Foi com “Para nunca mais mentir” do álbum “O monstro precisa de amigos”, que os Ornatos abriram as hostes a uma noite memorável. E foi de memórias que se compôs o alinhamento, com um Coliseu repleto a receber êxitos como ”Dama do Sinal”, “Chaga”, “Dia Mau”, “Ouvi Dizer”, “O.M.E.M.”, “Pára de Olhar Para Mim”, temas do álbum “Cão” e “O monstro precisa de amigos”, entre outros temas inéditos como “Os Sítios onde eu o Esqueço” ou “Gato com Dois Chifres”.  Foram, no total, 36 músicas para quase três horas de concerto, que passaram rápido dentro da sala portuense.

Visivelmente felizes e emocionados com este regresso aos palcos e a casa, Manel Cruz, Peixe, Nuno Prata, Elísio Donas e Kinorm deram ao público tudo o que ele queria ouvir, e o público retribuiu cantando quase todas as canções em uníssono, com o mesmo sotaque que Manel Cruz transporta para as suas canções. No final de “Ouvi Dizer”, foi a 3000 vozes (e com a coordenação de Manel Cruz) que se substituiu Vítor Espadinha no poema que todos sabem de cor, criando um daqueles momentos de comunhão entre banda e público que talvez só a ausência dos palcos por tantos anos consiga explicar.

“Sabem contar?” – Perguntou Manel Cruz. Estava na hora de os Ornatos vestirem a sua capa de “Capitão Romance” e deixarem assim o palco pela primeira vez. Muito aplaudidos, com imensos agradecimentos, e uma enorme felicidade estampada no rosto dos 5 membros da banda. O primeiro regresso fez-se com a explosão de “O.M.E.M”, e o “Punk moda funk” que cumpriu a sua própria profecia, e voltou mesmo.

O segundo regresso ao palco foi para um grupo de temas curtos e icónicos dos Ornatos. “Raquel” e “Marta” podem ser a música de qualquer um de nós, basta substituir o nome, e a “Chuva” assenta tão bem a uma cidade como o Porto.

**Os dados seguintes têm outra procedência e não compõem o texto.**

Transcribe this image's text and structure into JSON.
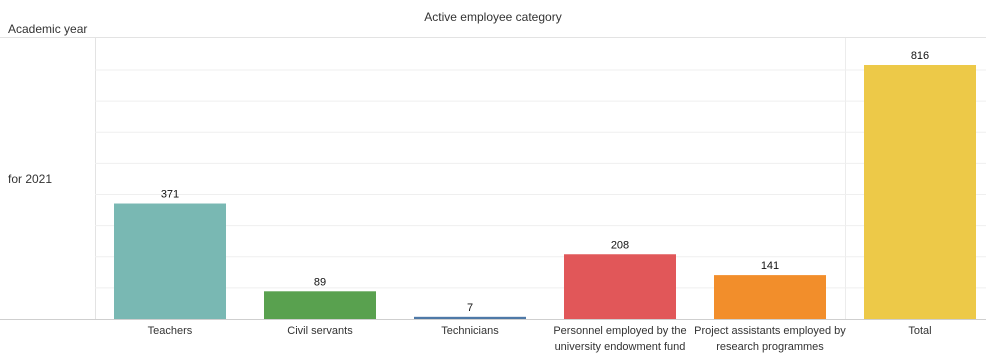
{
  "header": {
    "title": "Active employee category",
    "row_header": "Academic year"
  },
  "rows": [
    {
      "label": "for 2021"
    }
  ],
  "chart_data": {
    "type": "bar",
    "title": "Active employee category",
    "categories": [
      "Teachers",
      "Civil servants",
      "Technicians",
      "Personnel employed by the university endowment fund",
      "Project assistants employed by research programmes",
      "Total"
    ],
    "category_lines": [
      [
        "Teachers"
      ],
      [
        "Civil servants"
      ],
      [
        "Technicians"
      ],
      [
        "Personnel employed by the",
        "university endowment fund"
      ],
      [
        "Project assistants employed by",
        "research programmes"
      ],
      [
        "Total"
      ]
    ],
    "values": [
      371,
      89,
      7,
      208,
      141,
      816
    ],
    "colors": [
      "#79b8b3",
      "#59a14f",
      "#4e79a7",
      "#e15759",
      "#f28e2b",
      "#edc948"
    ],
    "ylim": [
      0,
      860
    ],
    "grid": true,
    "legend": "none"
  }
}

Num coliseu a fervilhar de emoções e gerações tão distintas, é dificil destacar um só momento. Foi um concerto intenso, uma bonita partilha entre público e banda, uma verdadeira festa. Foi uma noite que dificilmente será esquecida pelos que dela fizeram parte, e foi ainda mais memorável para aqueles que, no terceiro encore subiram ao palco para fazer a festa com a banda e cantar (nem sempre muito bem) “Pára-me agora”. A união (quase final), só à espera dos “Dias de Fé” que haviam encerrado os concertos anteriores deste regresso da banda portuense.

Mas o Coliseu não desistiu de chamar pela quarta vez o grupo liderado por Manel Cruz, que após contemplar a sala e receber o calor que só se tem em casa, teve que dizer, com um enorme sorriso “Esta é mesmo a última!”. E não haveria melhor forma de fechar uma noite assim. Depois de tantas horas, tantos temas, tantas palmas e tantos sorrisos, os Ornatos disseram-nos: “Chegamos ao fim da canção / E páro um pouco para dormir”.